Department of Otolaryngology-Head & Neck Surgery, Thomas Jefferson University, Philadelphia, Pennsylvania, U.S.A.
Laryngoscope. 2025 Feb;135(2):687-694. doi: 10.1002/lary.31756. Epub 2024 Sep 11.
This study aimed to assess reporting quality of machine learning (ML) algorithms in the head and neck oncology literature using the TRIPOD-AI criteria.
A comprehensive search was conducted using PubMed, Scopus, Embase, and Cochrane Database of Systematic Reviews, incorporating search terms related to "artificial intelligence," "machine learning," "deep learning," "neural network," and various head and neck neoplasms.
Two independent reviewers analyzed each published study for adherence to the 65-point TRIPOD-AI criteria. Items were classified as "Yes," "No," or "NA" for each publication. The proportion of studies satisfying each TRIPOD-AI criterion was calculated. Additionally, the evidence level for each study was evaluated independently by two reviewers using the Oxford Centre for Evidence-Based Medicine (OCEBM) Levels of Evidence. Discrepancies were reconciled through discussion until consensus was reached.
The study highlights the need for improvements in ML algorithm reporting in head and neck oncology. This includes more comprehensive descriptions of datasets, standardization of model performance reporting, and increased sharing of ML models, data, and code with the research community. Adoption of TRIPOD-AI is necessary for achieving standardized ML research reporting in head and neck oncology.

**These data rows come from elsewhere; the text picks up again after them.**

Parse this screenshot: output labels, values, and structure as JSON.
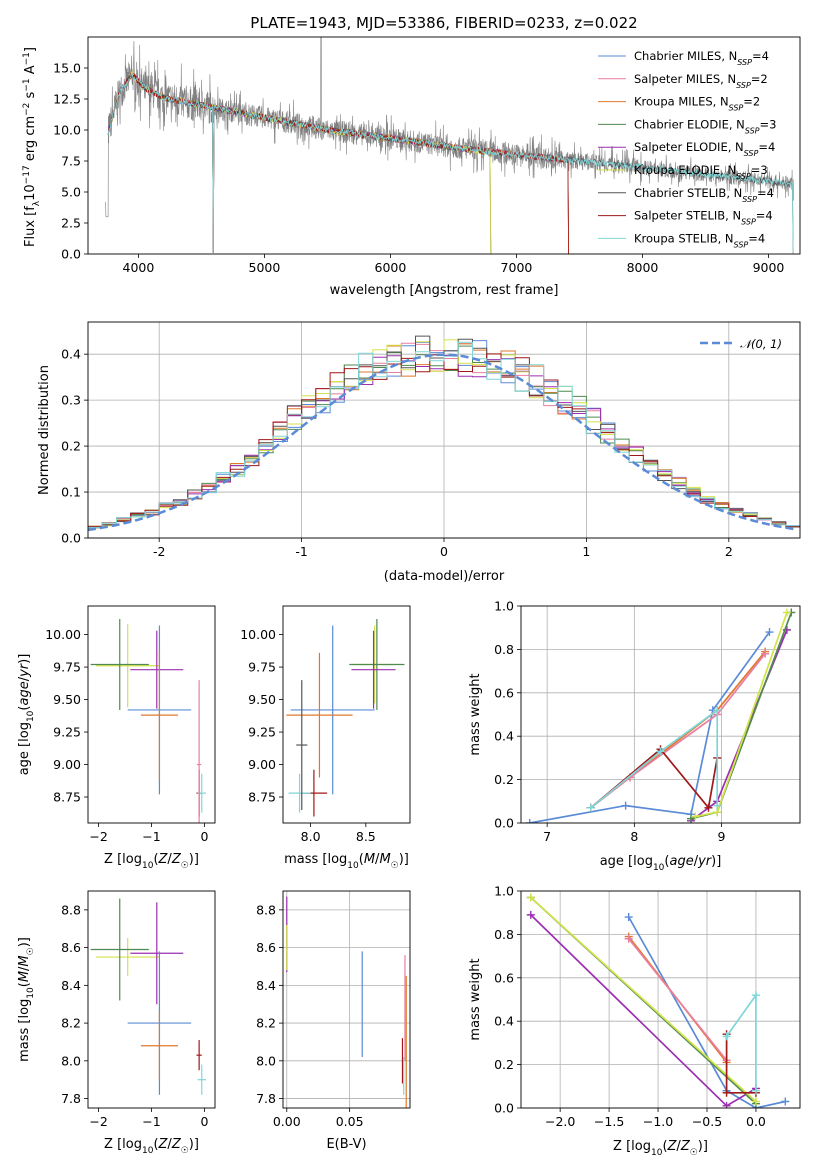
{
  "colors": {
    "Chabrier MILES": "#5b8bd6",
    "Salpeter MILES": "#e97fa0",
    "Kroupa MILES": "#e0782c",
    "Chabrier ELODIE": "#4f8a4f",
    "Salpeter ELODIE": "#9b2fb0",
    "Kroupa ELODIE": "#d4e24a",
    "Chabrier STELIB": "#555555",
    "Salpeter STELIB": "#a01818",
    "Kroupa STELIB": "#7fd6d9"
  },
  "chart_data": [
    {
      "id": "spectrum",
      "type": "line",
      "title": "PLATE=1943, MJD=53386, FIBERID=0233, z=0.022",
      "xlabel": "wavelength [Angstrom, rest frame]",
      "ylabel": "Flux [f_λ10^-17 erg cm^-2 s^-1 A^-1]",
      "xlim": [
        3600,
        9250
      ],
      "ylim": [
        0,
        17.5
      ],
      "xticks": [
        4000,
        5000,
        6000,
        7000,
        8000,
        9000
      ],
      "yticks": [
        0.0,
        2.5,
        5.0,
        7.5,
        10.0,
        12.5,
        15.0
      ],
      "ytick_labels": [
        "0.0",
        "2.5",
        "5.0",
        "7.5",
        "10.0",
        "12.5",
        "15.0"
      ],
      "legend_position": "top-right",
      "legend": [
        {
          "name": "Chabrier MILES",
          "nssp": "4"
        },
        {
          "name": "Salpeter MILES",
          "nssp": "2"
        },
        {
          "name": "Kroupa MILES",
          "nssp": "2"
        },
        {
          "name": "Chabrier ELODIE",
          "nssp": "3"
        },
        {
          "name": "Salpeter ELODIE",
          "nssp": "4"
        },
        {
          "name": "Kroupa ELODIE",
          "nssp": "3"
        },
        {
          "name": "Chabrier STELIB",
          "nssp": "4"
        },
        {
          "name": "Salpeter STELIB",
          "nssp": "4"
        },
        {
          "name": "Kroupa STELIB",
          "nssp": "4"
        }
      ],
      "model_profile": {
        "x": [
          3750,
          3850,
          3950,
          4050,
          4200,
          4400,
          4600,
          4800,
          5000,
          5200,
          5500,
          5800,
          6100,
          6500,
          7000,
          7500,
          8000,
          8500,
          9000,
          9200
        ],
        "y": [
          9.5,
          13.0,
          14.5,
          13.4,
          12.6,
          12.2,
          11.8,
          11.4,
          11.0,
          10.6,
          10.0,
          9.6,
          9.2,
          8.6,
          8.0,
          7.5,
          7.0,
          6.4,
          5.9,
          5.6
        ]
      },
      "model_ends": {
        "Chabrier MILES": 7420,
        "Salpeter MILES": 7420,
        "Kroupa MILES": 7420,
        "Chabrier ELODIE": 6800,
        "Salpeter ELODIE": 6800,
        "Kroupa ELODIE": 6800,
        "Chabrier STELIB": 9200,
        "Salpeter STELIB": 7420,
        "Kroupa STELIB": 9200
      }
    },
    {
      "id": "residuals",
      "type": "histogram",
      "xlabel": "(data-model)/error",
      "ylabel": "Normed distribution",
      "xlim": [
        -2.5,
        2.5
      ],
      "ylim": [
        0,
        0.47
      ],
      "xticks": [
        -2,
        -1,
        0,
        1,
        2
      ],
      "yticks": [
        0.0,
        0.1,
        0.2,
        0.3,
        0.4
      ],
      "ytick_labels": [
        "0.0",
        "0.1",
        "0.2",
        "0.3",
        "0.4"
      ],
      "grid": true,
      "bin_edges": [
        -2.5,
        -2.4,
        -2.3,
        -2.2,
        -2.1,
        -2.0,
        -1.9,
        -1.8,
        -1.7,
        -1.6,
        -1.5,
        -1.4,
        -1.3,
        -1.2,
        -1.1,
        -1.0,
        -0.9,
        -0.8,
        -0.7,
        -0.6,
        -0.5,
        -0.4,
        -0.3,
        -0.2,
        -0.1,
        0.0,
        0.1,
        0.2,
        0.3,
        0.4,
        0.5,
        0.6,
        0.7,
        0.8,
        0.9,
        1.0,
        1.1,
        1.2,
        1.3,
        1.4,
        1.5,
        1.6,
        1.7,
        1.8,
        1.9,
        2.0,
        2.1,
        2.2,
        2.3,
        2.4,
        2.5
      ],
      "base_counts": [
        0.025,
        0.03,
        0.04,
        0.05,
        0.055,
        0.07,
        0.08,
        0.095,
        0.11,
        0.13,
        0.15,
        0.175,
        0.2,
        0.23,
        0.26,
        0.285,
        0.305,
        0.33,
        0.35,
        0.37,
        0.38,
        0.39,
        0.395,
        0.4,
        0.4,
        0.4,
        0.395,
        0.39,
        0.38,
        0.37,
        0.355,
        0.34,
        0.32,
        0.3,
        0.28,
        0.255,
        0.23,
        0.205,
        0.18,
        0.16,
        0.14,
        0.12,
        0.1,
        0.085,
        0.07,
        0.06,
        0.05,
        0.04,
        0.032,
        0.025
      ],
      "legend": "𝒩(0, 1)",
      "legend_position": "top-right"
    },
    {
      "id": "age-vs-Z",
      "type": "errorbar",
      "xlabel": "Z [log10(Z/Z☉)]",
      "ylabel": "age [log10(age/yr)]",
      "xlim": [
        -2.2,
        0.2
      ],
      "ylim": [
        8.55,
        10.22
      ],
      "xticks": [
        -2,
        -1,
        0
      ],
      "xtick_labels": [
        "−2",
        "−1",
        "0"
      ],
      "yticks": [
        8.75,
        9.0,
        9.25,
        9.5,
        9.75,
        10.0
      ],
      "ytick_labels": [
        "8.75",
        "9.00",
        "9.25",
        "9.50",
        "9.75",
        "10.00"
      ],
      "points": [
        {
          "series": "Kroupa ELODIE",
          "x": -1.45,
          "xerr": 0.6,
          "y": 9.76,
          "yerr": 0.32
        },
        {
          "series": "Chabrier ELODIE",
          "x": -1.6,
          "xerr": 0.55,
          "y": 9.77,
          "yerr": 0.35
        },
        {
          "series": "Salpeter ELODIE",
          "x": -0.9,
          "xerr": 0.5,
          "y": 9.73,
          "yerr": 0.3
        },
        {
          "series": "Chabrier MILES",
          "x": -0.85,
          "xerr": 0.6,
          "y": 9.42,
          "yerr": 0.65
        },
        {
          "series": "Kroupa MILES",
          "x": -0.85,
          "xerr": 0.35,
          "y": 9.38,
          "yerr": 0.5
        },
        {
          "series": "Salpeter STELIB",
          "x": -0.1,
          "xerr": 0.05,
          "y": 8.78,
          "yerr": 0.18
        },
        {
          "series": "Kroupa STELIB",
          "x": -0.05,
          "xerr": 0.08,
          "y": 8.78,
          "yerr": 0.15
        },
        {
          "series": "Salpeter MILES",
          "x": -0.1,
          "xerr": 0.04,
          "y": 9.0,
          "yerr": 0.65
        }
      ]
    },
    {
      "id": "age-vs-mass",
      "type": "errorbar",
      "xlabel": "mass [log10(M/M☉)]",
      "ylabel": "",
      "xlim": [
        7.75,
        8.9
      ],
      "ylim": [
        8.55,
        10.22
      ],
      "xticks": [
        8.0,
        8.5
      ],
      "xtick_labels": [
        "8.0",
        "8.5"
      ],
      "yticks": [
        8.75,
        9.0,
        9.25,
        9.5,
        9.75,
        10.0
      ],
      "ytick_labels": [
        "8.75",
        "9.00",
        "9.25",
        "9.50",
        "9.75",
        "10.00"
      ],
      "points": [
        {
          "series": "Kroupa ELODIE",
          "x": 8.58,
          "xerr": 0.2,
          "y": 9.77,
          "yerr": 0.3
        },
        {
          "series": "Chabrier ELODIE",
          "x": 8.6,
          "xerr": 0.25,
          "y": 9.77,
          "yerr": 0.35
        },
        {
          "series": "Salpeter ELODIE",
          "x": 8.57,
          "xerr": 0.2,
          "y": 9.73,
          "yerr": 0.3
        },
        {
          "series": "Chabrier MILES",
          "x": 8.2,
          "xerr": 0.38,
          "y": 9.42,
          "yerr": 0.65
        },
        {
          "series": "Kroupa MILES",
          "x": 8.08,
          "xerr": 0.3,
          "y": 9.38,
          "yerr": 0.48
        },
        {
          "series": "Salpeter STELIB",
          "x": 8.03,
          "xerr": 0.12,
          "y": 8.78,
          "yerr": 0.18
        },
        {
          "series": "Kroupa STELIB",
          "x": 7.9,
          "xerr": 0.1,
          "y": 8.78,
          "yerr": 0.15
        },
        {
          "series": "Chabrier STELIB",
          "x": 7.92,
          "xerr": 0.05,
          "y": 9.15,
          "yerr": 0.5
        }
      ]
    },
    {
      "id": "weight-vs-age",
      "type": "line",
      "xlabel": "age [log10(age/yr)]",
      "ylabel": "mass weight",
      "xlim": [
        6.7,
        9.9
      ],
      "ylim": [
        0,
        1
      ],
      "xticks": [
        7,
        8,
        9
      ],
      "yticks": [
        0,
        0.2,
        0.4,
        0.6,
        0.8,
        1.0
      ],
      "ytick_labels": [
        "0.0",
        "0.2",
        "0.4",
        "0.6",
        "0.8",
        "1.0"
      ],
      "grid": true,
      "series": [
        {
          "name": "Chabrier MILES",
          "x": [
            6.8,
            7.9,
            8.65,
            8.9,
            9.55
          ],
          "y": [
            0.0,
            0.08,
            0.04,
            0.52,
            0.88
          ]
        },
        {
          "name": "Kroupa MILES",
          "x": [
            7.5,
            7.95,
            8.95,
            9.5
          ],
          "y": [
            0.07,
            0.21,
            0.52,
            0.79
          ]
        },
        {
          "name": "Salpeter MILES",
          "x": [
            7.5,
            7.95,
            8.95,
            9.5
          ],
          "y": [
            0.07,
            0.21,
            0.5,
            0.78
          ]
        },
        {
          "name": "Salpeter ELODIE",
          "x": [
            8.65,
            8.95,
            9.75
          ],
          "y": [
            0.01,
            0.1,
            0.89
          ]
        },
        {
          "name": "Chabrier ELODIE",
          "x": [
            8.65,
            8.95,
            9.8
          ],
          "y": [
            0.02,
            0.05,
            0.97
          ]
        },
        {
          "name": "Kroupa ELODIE",
          "x": [
            8.7,
            8.95,
            9.75
          ],
          "y": [
            0.03,
            0.05,
            0.97
          ]
        },
        {
          "name": "Salpeter STELIB",
          "x": [
            7.5,
            8.3,
            8.85,
            8.95
          ],
          "y": [
            0.07,
            0.34,
            0.07,
            0.3
          ]
        },
        {
          "name": "Kroupa STELIB",
          "x": [
            7.5,
            8.3,
            8.95,
            8.95
          ],
          "y": [
            0.07,
            0.33,
            0.52,
            0.08
          ]
        }
      ]
    },
    {
      "id": "mass-vs-Z",
      "type": "errorbar",
      "xlabel": "Z [log10(Z/Z☉)]",
      "ylabel": "mass [log10(M/M☉)]",
      "xlim": [
        -2.2,
        0.2
      ],
      "ylim": [
        7.75,
        8.9
      ],
      "xticks": [
        -2,
        -1,
        0
      ],
      "xtick_labels": [
        "−2",
        "−1",
        "0"
      ],
      "yticks": [
        7.8,
        8.0,
        8.2,
        8.4,
        8.6,
        8.8
      ],
      "ytick_labels": [
        "7.8",
        "8.0",
        "8.2",
        "8.4",
        "8.6",
        "8.8"
      ],
      "points": [
        {
          "series": "Kroupa ELODIE",
          "x": -1.45,
          "xerr": 0.6,
          "y": 8.55,
          "yerr": 0.1
        },
        {
          "series": "Chabrier ELODIE",
          "x": -1.6,
          "xerr": 0.55,
          "y": 8.59,
          "yerr": 0.27
        },
        {
          "series": "Salpeter ELODIE",
          "x": -0.9,
          "xerr": 0.5,
          "y": 8.57,
          "yerr": 0.27
        },
        {
          "series": "Chabrier MILES",
          "x": -0.85,
          "xerr": 0.6,
          "y": 8.2,
          "yerr": 0.38
        },
        {
          "series": "Kroupa MILES",
          "x": -0.85,
          "xerr": 0.35,
          "y": 8.08,
          "yerr": 0.18
        },
        {
          "series": "Salpeter STELIB",
          "x": -0.1,
          "xerr": 0.05,
          "y": 8.03,
          "yerr": 0.08
        },
        {
          "series": "Kroupa STELIB",
          "x": -0.05,
          "xerr": 0.08,
          "y": 7.9,
          "yerr": 0.08
        }
      ]
    },
    {
      "id": "mass-vs-EBV",
      "type": "errorbar",
      "xlabel": "E(B-V)",
      "ylabel": "",
      "xlim": [
        -0.003,
        0.098
      ],
      "ylim": [
        7.75,
        8.9
      ],
      "xticks": [
        0.0,
        0.05
      ],
      "xtick_labels": [
        "0.00",
        "0.05"
      ],
      "yticks": [
        7.8,
        8.0,
        8.2,
        8.4,
        8.6,
        8.8
      ],
      "ytick_labels": [
        "7.8",
        "8.0",
        "8.2",
        "8.4",
        "8.6",
        "8.8"
      ],
      "grid": true,
      "points": [
        {
          "series": "Salpeter ELODIE",
          "x": 0.0,
          "xerr": 0,
          "y": 8.67,
          "yerr": 0.2
        },
        {
          "series": "Kroupa ELODIE",
          "x": 0.0,
          "xerr": 0,
          "y": 8.6,
          "yerr": 0.12
        },
        {
          "series": "Chabrier MILES",
          "x": 0.06,
          "xerr": 0,
          "y": 8.3,
          "yerr": 0.28
        },
        {
          "series": "Salpeter MILES",
          "x": 0.094,
          "xerr": 0,
          "y": 8.28,
          "yerr": 0.28
        },
        {
          "series": "Kroupa MILES",
          "x": 0.095,
          "xerr": 0,
          "y": 8.1,
          "yerr": 0.35
        },
        {
          "series": "Salpeter STELIB",
          "x": 0.092,
          "xerr": 0,
          "y": 8.0,
          "yerr": 0.12
        },
        {
          "series": "Kroupa STELIB",
          "x": 0.093,
          "xerr": 0,
          "y": 7.92,
          "yerr": 0.1
        }
      ]
    },
    {
      "id": "weight-vs-Z",
      "type": "line",
      "xlabel": "Z [log10(Z/Z☉)]",
      "ylabel": "mass weight",
      "xlim": [
        -2.4,
        0.45
      ],
      "ylim": [
        0,
        1
      ],
      "xticks": [
        -2.0,
        -1.5,
        -1.0,
        -0.5,
        0.0
      ],
      "xtick_labels": [
        "−2.0",
        "−1.5",
        "−1.0",
        "−0.5",
        "0.0"
      ],
      "yticks": [
        0,
        0.2,
        0.4,
        0.6,
        0.8,
        1.0
      ],
      "ytick_labels": [
        "0.0",
        "0.2",
        "0.4",
        "0.6",
        "0.8",
        "1.0"
      ],
      "grid": true,
      "series": [
        {
          "name": "Chabrier MILES",
          "x": [
            -1.3,
            -0.3,
            0.0,
            0.3
          ],
          "y": [
            0.88,
            0.08,
            0.0,
            0.03
          ]
        },
        {
          "name": "Kroupa MILES",
          "x": [
            -1.3,
            -0.3
          ],
          "y": [
            0.79,
            0.21
          ]
        },
        {
          "name": "Salpeter MILES",
          "x": [
            -1.3,
            -0.3
          ],
          "y": [
            0.78,
            0.22
          ]
        },
        {
          "name": "Salpeter ELODIE",
          "x": [
            -2.3,
            -0.3,
            0.0
          ],
          "y": [
            0.89,
            0.01,
            0.09
          ]
        },
        {
          "name": "Chabrier ELODIE",
          "x": [
            -2.3,
            0.0
          ],
          "y": [
            0.97,
            0.02
          ]
        },
        {
          "name": "Kroupa ELODIE",
          "x": [
            -2.3,
            0.0
          ],
          "y": [
            0.97,
            0.03
          ]
        },
        {
          "name": "Salpeter STELIB",
          "x": [
            -0.3,
            -0.3,
            0.0
          ],
          "y": [
            0.34,
            0.07,
            0.07
          ]
        },
        {
          "name": "Kroupa STELIB",
          "x": [
            -0.3,
            0.0,
            0.0
          ],
          "y": [
            0.33,
            0.52,
            0.08
          ]
        }
      ]
    }
  ]
}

Current reporting of ML algorithms hinders clinical application, reproducibility, and understanding of the data used for model training. To overcome these limitations and improve patient and clinician trust, ML developers should provide open access to models, code, and source data, fostering iterative progress through community critique, thus enhancing model accuracy and mitigating biases.

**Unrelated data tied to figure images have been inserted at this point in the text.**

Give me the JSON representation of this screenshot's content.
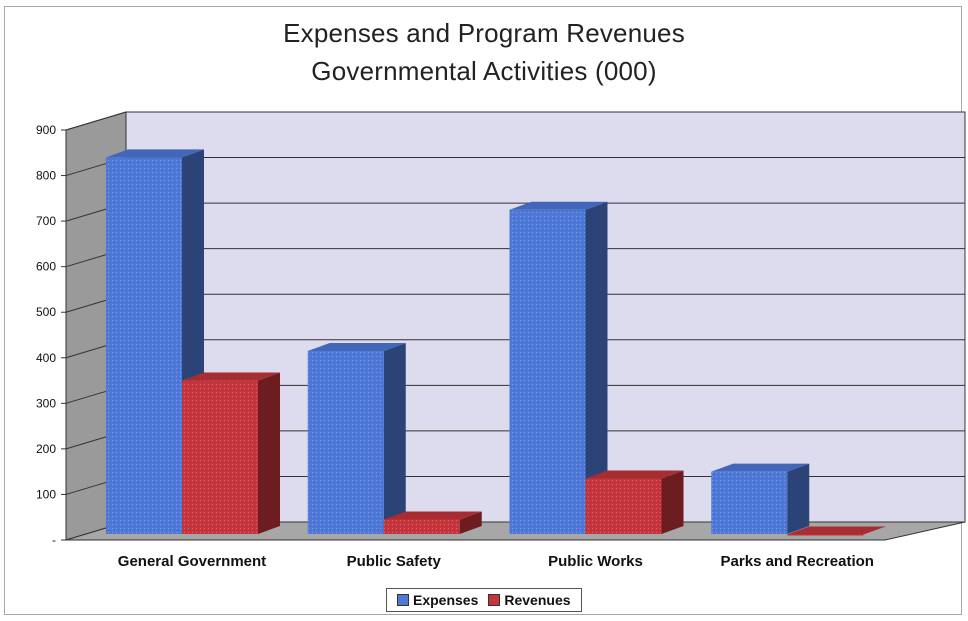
{
  "chart_data": {
    "type": "bar",
    "title": "Expenses and Program Revenues",
    "subtitle": "Governmental Activities (000)",
    "categories": [
      "General Government",
      "Public Safety",
      "Public Works",
      "Parks and Recreation"
    ],
    "series": [
      {
        "name": "Expenses",
        "values": [
          840,
          415,
          725,
          150
        ],
        "color": "#4f79d9"
      },
      {
        "name": "Revenues",
        "values": [
          350,
          45,
          135,
          12
        ],
        "color": "#c6353b"
      }
    ],
    "ylim": [
      0,
      900
    ],
    "y_ticks": [
      "-",
      "100",
      "200",
      "300",
      "400",
      "500",
      "600",
      "700",
      "800",
      "900"
    ],
    "grid": true,
    "legend_position": "bottom",
    "style": "3d-column"
  }
}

NA Laryngoscope, 135:687-694, 2025.
本研究旨在使用TRIPOD-AI标准评估头颈肿瘤学文献中机器学习(ML)算法的报告质量。
使用PubMed、Scopus、Embase和Cochrane系统评价数据库进行全面检索,纳入与“人工智能”“机器学习”“深度学习”“神经网络”以及各种头颈肿瘤相关的检索词。
两名独立的评审员分析每项已发表的研究是否符合65分的TRIPOD-AI标准。对每项出版物的条目分类为“是”“否”或“不适用”。计算满足每个TRIPOD-AI标准的研究比例。此外,两名评审员使用牛津循证医学中心(OCEBM)证据水平独立评估每项研究的证据水平。通过讨论解决分歧,直至达成共识。
该研究强调了在头颈肿瘤学中改进ML算法报告的必要性。这包括更全面地描述数据集、模型性能报告的标准化,以及增加与研究界共享ML模型、数据和代码。采用TRIPOD-AI对于在头颈肿瘤学中实现标准化的ML研究报告是必要的。
目前ML算法的报告阻碍了临床应用、可重复性以及对用于模型训练的数据的理解。为克服这些限制并提高患者和临床医生的信任度,ML开发者应提供对模型、代码和源数据的开放访问,通过社区批评促进迭代进步,从而提高模型准确性并减轻偏差。
不适用 喉镜,135:687 - 694,2025年。